Monday 19 August 2013

Blind Squirrels Run Into Fair Hill Trees

When one has not ridden one's mountain bike for 8 weeks and one goes to one of the twistiest courses around, one should expect to get spanked. As my expectations were well in line with reality, I came away from the Trail Spinners Fair Hill Classic at peace with, if not ecstatic about, the result.

After the disastrous muddy glopfest that was the Granogue 12 hour, both psyche and bike were scarred. The bike was relatively easily fixed with new derailleur jockey wheels and a headset replacement. The mind took a bit more, as it had learned to equate "riding a mountain bike" with "uncontrollably sliding sideways off of bridges and landing wrong side down in a stream bed" and other such atrocities. At 24 miles, the Fair Hill Cat 1 course is also long and fearsome. "Fast" races usually average about 10 mph on a course like that.

The Fair Hill start is a particularly wondrous affair, with a sprint fading into a VO2 max effort, after which you have about a 2 second breather before going into the trees. Apart from the beginning bit and a few brief transitions, the course is entirely in the woods and probably 90% single track (maybe more). The start works out fine for me, I can deal with that effort, and chose a spot at the back of the front group. I could go harder and get to the front, but then I would be unintentionally blocking the faster guys behind me in the singletrack. The goal of these races, for me, is to challenge myself and push my limits, not to stay ahead of as absolutely many people as possible by any means available. There are a few guys I know like Chris from Bike Line who know the hell out of that course, are fast, and are good to follow. Staying with dudes like that makes me ride faster, the whole pushing my limits thing, which if I ever got any consistency with time on the mountain bike I could consolidate into being a generally better rider and racer.

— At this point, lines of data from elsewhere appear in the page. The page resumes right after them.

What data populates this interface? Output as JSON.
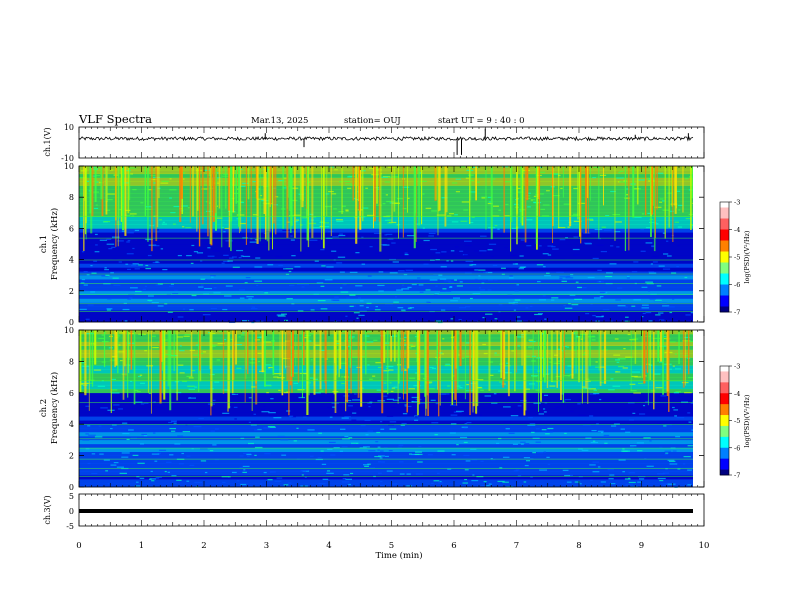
{
  "header": {
    "title": "VLF Spectra",
    "date": "Mar.13, 2025",
    "station": "station= OUJ",
    "start_ut": "start  UT =   9 : 40 : 0"
  },
  "chart_data": [
    {
      "type": "line",
      "name": "ch1-waveform",
      "ylabel": "ch.1(V)",
      "ylim": [
        -10,
        10
      ],
      "y_ticks": [
        "10",
        "-10"
      ],
      "xlim": [
        0,
        10
      ],
      "baseline": 2.5,
      "spikes": [
        {
          "x": 2.98,
          "y": 6
        },
        {
          "x": 3.6,
          "y": -3
        },
        {
          "x": 6.05,
          "y": -8
        },
        {
          "x": 6.12,
          "y": -8
        },
        {
          "x": 6.5,
          "y": 9
        },
        {
          "x": 8.9,
          "y": 5
        },
        {
          "x": 9.75,
          "y": 6
        }
      ]
    },
    {
      "type": "heatmap",
      "name": "ch1-spectrogram",
      "ylabel_line1": "ch.1",
      "ylabel_line2": "Frequency (kHz)",
      "xlim": [
        0,
        10
      ],
      "ylim": [
        0,
        10
      ],
      "y_ticks": [
        "0",
        "2",
        "4",
        "6",
        "8",
        "10"
      ],
      "colorbar": {
        "label": "log(PSD)(V²/Hz)",
        "range": [
          -7,
          -3
        ],
        "ticks": [
          "-3",
          "-4",
          "-5",
          "-6",
          "-7"
        ]
      },
      "quiet_band_khz": [
        3,
        6
      ],
      "active_band_khz": [
        6,
        10
      ]
    },
    {
      "type": "heatmap",
      "name": "ch2-spectrogram",
      "ylabel_line1": "ch.2",
      "ylabel_line2": "Frequency (kHz)",
      "xlim": [
        0,
        10
      ],
      "ylim": [
        0,
        10
      ],
      "y_ticks": [
        "0",
        "2",
        "4",
        "6",
        "8",
        "10"
      ],
      "colorbar": {
        "label": "log(PSD)(V²/Hz)",
        "range": [
          -7,
          -3
        ],
        "ticks": [
          "-3",
          "-4",
          "-5",
          "-6",
          "-7"
        ]
      },
      "quiet_band_khz": [
        4,
        6
      ],
      "active_band_khz": [
        6,
        10
      ]
    },
    {
      "type": "line",
      "name": "ch3-trace",
      "ylabel": "ch.3(V)",
      "ylim": [
        -5,
        5
      ],
      "y_ticks": [
        "5",
        "0",
        "-5"
      ],
      "xlim": [
        0,
        10
      ],
      "values_constant": 0
    }
  ],
  "x_axis": {
    "label": "Time (min)",
    "ticks": [
      "0",
      "1",
      "2",
      "3",
      "4",
      "5",
      "6",
      "7",
      "8",
      "9",
      "10"
    ],
    "range": [
      0,
      10
    ]
  },
  "colors": {
    "axis": "#000000",
    "background": "#ffffff",
    "colormap": [
      "#000070",
      "#0000d0",
      "#0050ff",
      "#00c0ff",
      "#00ffc0",
      "#40ff40",
      "#c0ff00",
      "#ffe000",
      "#ff8000",
      "#ff2000",
      "#d00000",
      "#ffffff"
    ]
  }
}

So there were turns and twists and turns and twists and I hit the occasional tree and the clock turned past 2 hours and holy shit was the world still moving by at relatively fast pace and how did we get on this side of Telegraph Road anyhow, and oh only a half mile left? Good because my back is really starting to tighten up on me here (got to fit in some freaking core workouts or else this will be one painful ass cross season) and hey here's a pack right in front of me maybe it's someone from my field blowing up (no such luck) sprint sprint sprint in case anyone's coming and wow glad that's over.

Thus ended mountain bike season 2013. It wasn't too action packed of a year but it was a good first year in Cat 1. As much benefit as I think there is in racing all the different disciplines that I do, it's definitely to the point where having my feet in so many different circles is compromising how well I'm able to do in any of them. At the moment, I had a wicked fun time on Saturday so I'm thinking "oh definitely make the big mountain bike focus for next year." And I feel like if I spend a whole ton of time on my mountain bike this winter, especially doing the mtb group rides and stuff, actually get to the head of the class in my age group. It seems a little far but it's not, especially when you're me and your deficiencies are in handling not fitness, because handling skills reinforce fitness advantages - all of a sudden your laps times are dropping by huge chunks and you're competitive. That's how it happened in 2012. But now I'm going to go to Green Mountain so road will have final say, and if that is a lot of fun again (and hopefully I don't flat before App Gap again this year), then I'm going to be all "oh, definitely road!"

I have the attention span of a mosquito.